貧乏伯爵令嬢の世にも素敵な!?婚活事情
「ジェシカ」
「は、はい」

上目遣いにちらりと視線だけを向けると、フェルナンはつないでいたジェシカの左手を再び持ち上げた。

(な、なにをするの?)
恥ずかしいけれど目をそらせなくて、彼のすることをじっと見つめていた。
フェルナンは絡めていた指を解くと、その大きな彼の掌にジェシカの手を乗せた。

「ジェシカのここは……」

そう言って、ちらりとジェシカに視線を向けたフェルナン。その口元をジェシカの左手に近付けたかと思えば、目を閉じて薬指にそっと口付けた。

「私のために、あけておいて欲しい」

(そ、それって……)
鈍いジェシカでも、それがどういう意味かぐらいわかっている。父も亡くなった母も、その指にお互い同じ指輪をはめていた。夫婦の証として。

「これがどういう意味か、わかるか?」

コクリと頷くジェシカに、フェルナンは続ける。

「約束をしてくれないか?」

〝約束して欲しい〟ではなくて〝してくれないか〟と、まるで懇願するようなフェルナンに、ジェシカの胸がきゅんと締め付けられる。

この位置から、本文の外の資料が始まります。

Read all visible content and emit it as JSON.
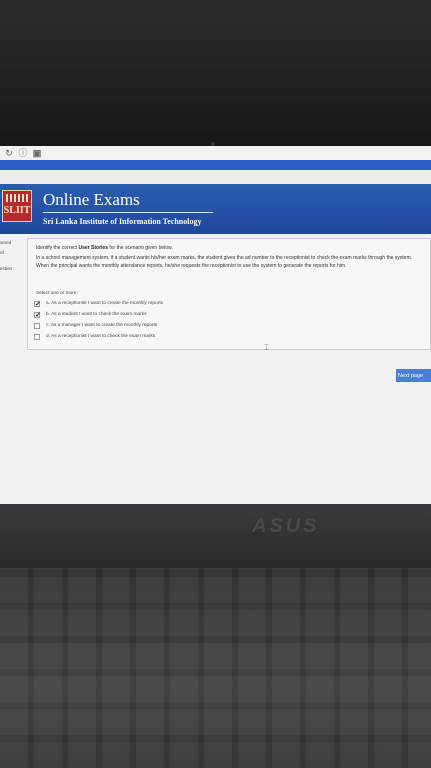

フェルナンのことは好きだ。自分より大人で、いろいろなことを知っているのに、自分の言う些細な話を〝すごいなあ〟と褒めて、いつだって共感してくれる。夜会で出会ったほかの男性と踊っていた時は、少しでも早く終わらないかとばかり思っていた。けれど、フェルナンが相手だととにかく楽しくて、それは美味しい料理やスイーツを忘れるほどだった。
さっきみたいに、まるで甘えるような彼もなんだか可愛くて、愛しくて……
(愛しい?)
ハッとして顔を上げたジェシカは、大柄で厳ついフェルナンを見つめた。

(フェルナン様が、愛しい……?)

初対面からこれまで、彼と顔を合わせた回数は決して多いわけではない。ただ、そのどの時も彼は私という存在を否定しないで受け入れてくれた。とても令嬢とは思えない姿も。
彼の隣はとにかく心地よくて、オリヴァーのお小言も他人のうわさ話も、なにも気にしないでいられた。
(なんだか、防波堤のようね)
それがなかったら、社交に慣れていない自分など、周りにいいようにあしらわれてあっという間に追い出されていたかもしれない。
そう考えたら、自分にとってフェルナンはいなくてはならない存在のように思えた。

「約束、します」

明確な言葉があったわけじゃない。あるのは、今交わした約束だけ。
それでも、これでいいのだと感じていた。


* * *

「一体、なにがあったんだ……」

一人やもめのいささか寂しいマーカスの寝室に、哀れな呟きが静かに響いていた。